Thanks to Harry, the news didn’t take long to spread. People he barely knew were coming up to congratulate him in the corridors. Flynn was on edge, unsure as to how genuine their congratulations were. No doubt they would all give an arm and a leg, as Harry put it, to play in the concert. They surely wondered what on earth he had done to deserve it. They must suspect that he wasn’t really good enough.
His lunchtime runs were forced to cease. If Professor Kaiser was in his study then he used the baby grand in the concert hall on the ground floor. Rehearsals would start with the London Philharmonic Orchestra a week on Saturday. The Philharmonic! It was hard to believe.
He was having trouble with the heavy chords in the third movement, and Professor Kaiser continued to reiterate that they needed more weight. Those chords exhausted him. He played the section through for what felt like the hundredth time that day and stopped, hands on knees, gazing blindly at his distorted reflection in the shiny ebony in front of him.
The sound of clapping made him jump. He looked up. Jennah was sitting in the third row, feet up on the seat in front.
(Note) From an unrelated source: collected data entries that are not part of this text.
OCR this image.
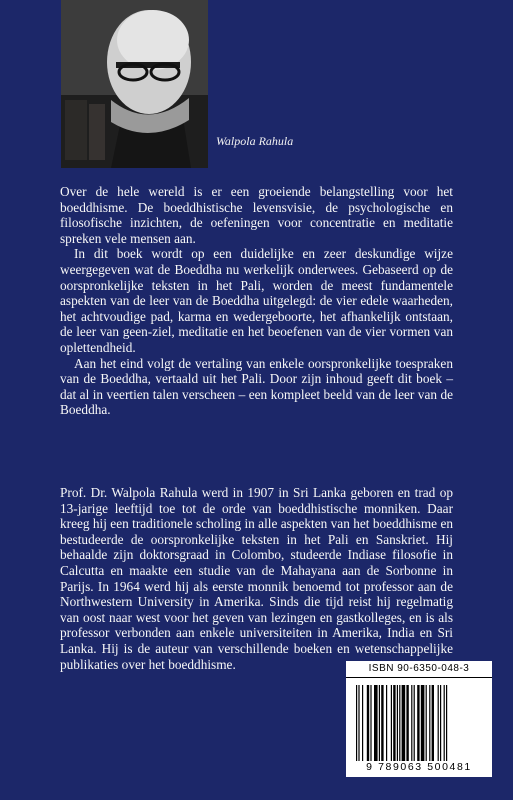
Walpola Rahula

Over de hele wereld is er een groeiende belangstelling voor het boeddhisme. De boeddhistische levensvisie, de psychologische en filosofische inzichten, de oefeningen voor concentratie en meditatie spreken vele mensen aan.

In dit boek wordt op een duidelijke en zeer deskundige wijze weergegeven wat de Boeddha nu werkelijk onderwees. Gebaseerd op de oorspronkelijke teksten in het Pali, worden de meest fundamentele aspekten van de leer van de Boeddha uitgelegd: de vier edele waarheden, het achtvoudige pad, karma en wedergeboorte, het afhankelijk ontstaan, de leer van geen-ziel, meditatie en het beoefenen van de vier vormen van oplettendheid.

Aan het eind volgt de vertaling van enkele oorspronkelijke toespraken van de Boeddha, vertaald uit het Pali. Door zijn inhoud geeft dit boek – dat al in veertien talen verscheen – een kompleet beeld van de leer van de Boeddha.

Prof. Dr. Walpola Rahula werd in 1907 in Sri Lanka geboren en trad op 13-jarige leeftijd toe tot de orde van boeddhistische monniken. Daar kreeg hij een traditionele scholing in alle aspekten van het boeddhisme en bestudeerde de oorspronkelijke teksten in het Pali en Sanskriet. Hij behaalde zijn doktorsgraad in Colombo, studeerde Indiase filosofie in Calcutta en maakte een studie van de Mahayana aan de Sorbonne in Parijs. In 1964 werd hij als eerste monnik benoemd tot professor aan de Northwestern University in Amerika. Sinds die tijd reist hij regelmatig van oost naar west voor het geven van lezingen en gastkolleges, en is als professor verbonden aan enkele universiteiten in Amerika, India en Sri Lanka. Hij is de auteur van verschillende boeken en wetenschappelijke publikaties over het boeddhisme.	ISBN 90-6350-048-3
9 789063 500481
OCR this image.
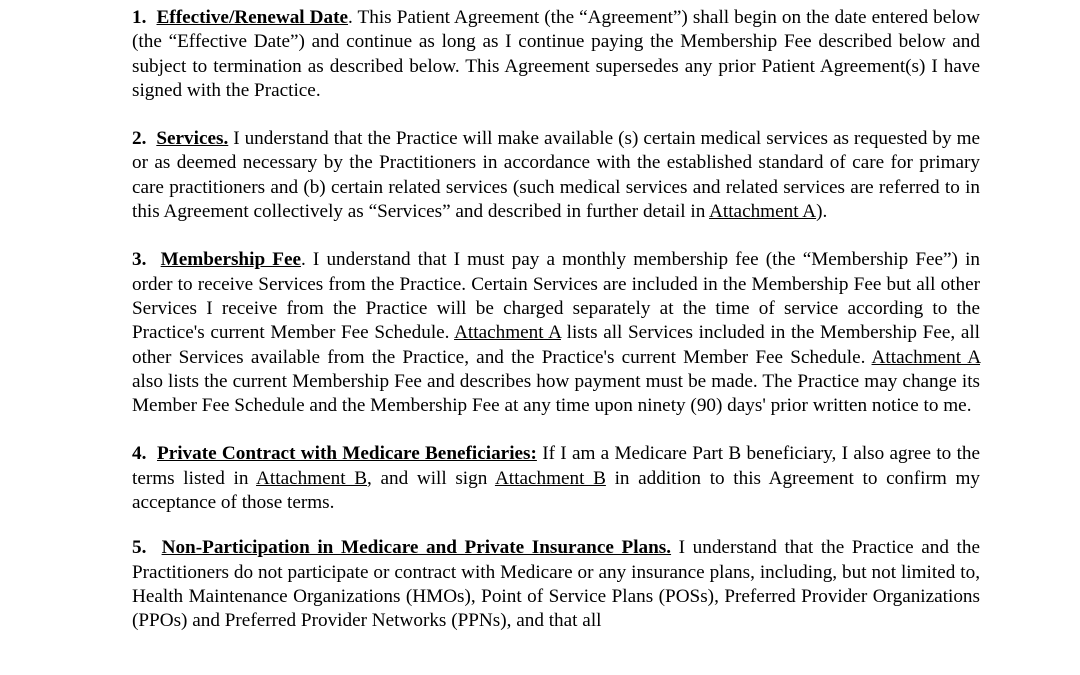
1. Effective/Renewal Date. This Patient Agreement (the “Agreement”) shall begin on the date entered below (the “Effective Date”) and continue as long as I continue paying the Membership Fee described below and subject to termination as described below. This Agreement supersedes any prior Patient Agreement(s) I have signed with the Practice.

2. Services. I understand that the Practice will make available (s) certain medical services as requested by me or as deemed necessary by the Practitioners in accordance with the established standard of care for primary care practitioners and (b) certain related services (such medical services and related services are referred to in this Agreement collectively as “Services” and described in further detail in Attachment A).

3. Membership Fee. I understand that I must pay a monthly membership fee (the “Membership Fee”) in order to receive Services from the Practice. Certain Services are included in the Membership Fee but all other Services I receive from the Practice will be charged separately at the time of service according to the Practice's current Member Fee Schedule. Attachment A lists all Services included in the Membership Fee, all other Services available from the Practice, and the Practice's current Member Fee Schedule. Attachment A also lists the current Membership Fee and describes how payment must be made. The Practice may change its Member Fee Schedule and the Membership Fee at any time upon ninety (90) days' prior written notice to me.

4. Private Contract with Medicare Beneficiaries: If I am a Medicare Part B beneficiary, I also agree to the terms listed in Attachment B, and will sign Attachment B in addition to this Agreement to confirm my acceptance of those terms.

5. Non-Participation in Medicare and Private Insurance Plans. I understand that the Practice and the Practitioners do not participate or contract with Medicare or any insurance plans, including, but not limited to, Health Maintenance Organizations (HMOs), Point of Service Plans (POSs), Preferred Provider Organizations (PPOs) and Preferred Provider Networks (PPNs), and that all
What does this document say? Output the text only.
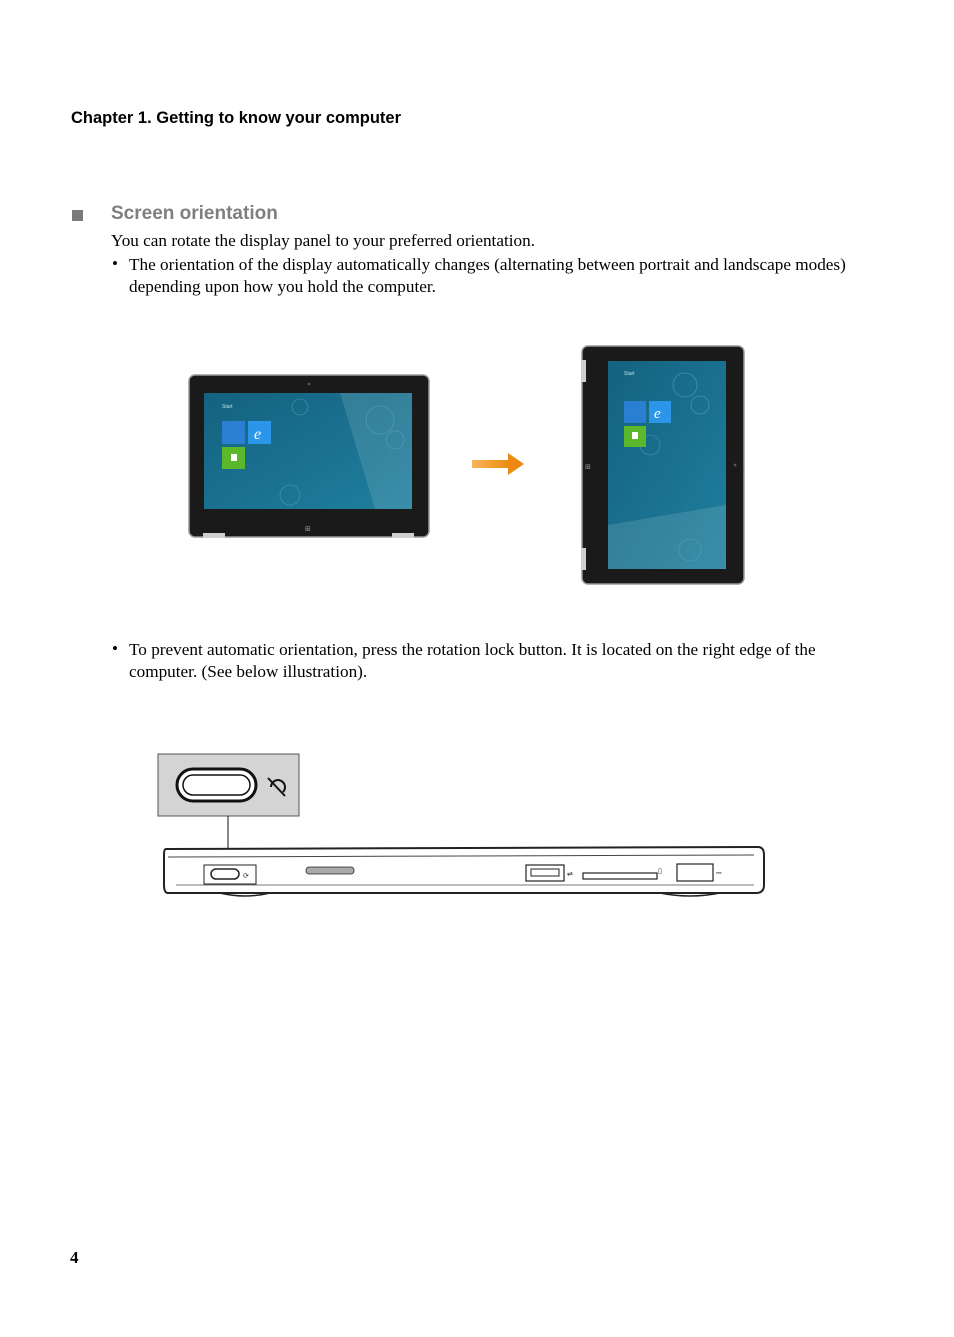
Chapter 1. Getting to know your computer
Screen orientation
You can rotate the display panel to your preferred orientation.
• The orientation of the display automatically changes (alternating between portrait and landscape modes) depending upon how you hold the computer.
Start
e
⊞
Start
e
⊞
• To prevent automatic orientation, press the rotation lock button. It is located on the right edge of the computer. (See below illustration).
⟳	⇌	▯	⎓
4
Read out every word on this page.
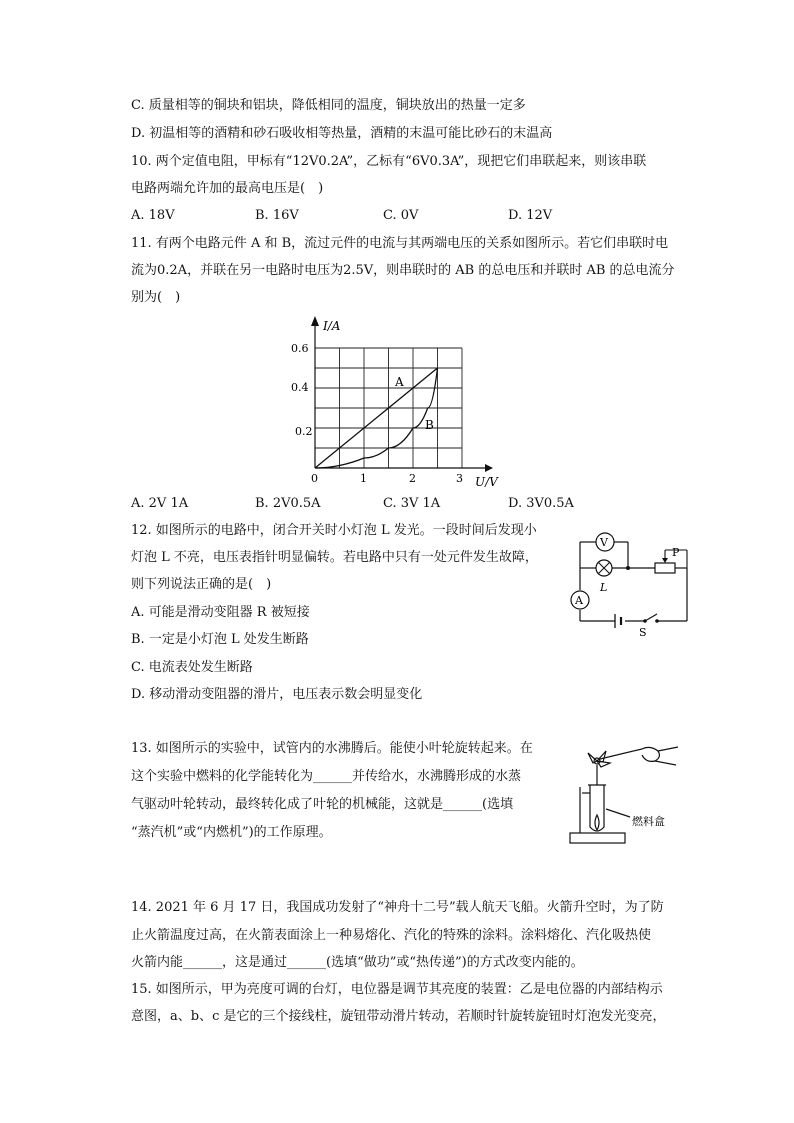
C. 质量相等的铜块和铝块，降低相同的温度，铜块放出的热量一定多
D. 初温相等的酒精和砂石吸收相等热量，酒精的末温可能比砂石的末温高
10. 两个定值电阻，甲标有“12V0.2A”，乙标有“6V0.3A”，现把它们串联起来，则该串联
电路两端允许加的最高电压是(　)
A. 18V	B. 16V	C. 0V	D. 12V
11. 有两个电路元件 A 和 B，流过元件的电流与其两端电压的关系如图所示。若它们串联时电
流为0.2A，并联在另一电路时电压为2.5V，则串联时的 AB 的总电压和并联时 AB 的总电流分
别为(　)
I/A
U/V
0.6
0.4
0.2
0	1	2	3
A
B
A. 2V 1A	B. 2V0.5A	C. 3V 1A	D. 3V0.5A
12. 如图所示的电路中，闭合开关时小灯泡 L 发光。一段时间后发现小
灯泡 L 不亮，电压表指针明显偏转。若电路中只有一处元件发生故障，
则下列说法正确的是(　)
A. 可能是滑动变阻器 R 被短接
B. 一定是小灯泡 L 处发生断路
C. 电流表处发生断路
D. 移动滑动变阻器的滑片，电压表示数会明显变化
V
L
P
A
S
13. 如图所示的实验中，试管内的水沸腾后。能使小叶轮旋转起来。在
这个实验中燃料的化学能转化为______并传给水，水沸腾形成的水蒸
气驱动叶轮转动，最终转化成了叶轮的机械能，这就是______(选填
“蒸汽机”或“内燃机”)的工作原理。
燃料盒
14. 2021 年 6 月 17 日，我国成功发射了“神舟十二号”载人航天飞船。火箭升空时，为了防
止火箭温度过高，在火箭表面涂上一种易熔化、汽化的特殊的涂料。涂料熔化、汽化吸热使
火箭内能______，这是通过______(选填“做功”或“热传递”)的方式改变内能的。
15. 如图所示，甲为亮度可调的台灯，电位器是调节其亮度的装置：乙是电位器的内部结构示
意图，a、b、c 是它的三个接线柱，旋钮带动滑片转动，若顺时针旋转旋钮时灯泡发光变亮，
‘It’s sounding amazing, Flynn.’
Stupidly, he felt himself flush. ‘Hi.’
She climbed onto the stage and perched on one of the blocks. ‘I haven’t seen you for over a week. Harry told me you no longer believe in lunch breaks.’
‘Harry says strange things.’
Jennah cocked an eyebrow. ‘Yet this is your lunch break and you’re still practising.’
‘I need to.’
‘You also need a break.’ She gave a little laugh. ‘Come to the park with me?’
He opened his mouth to say no but then she added, ‘I could do with some company.’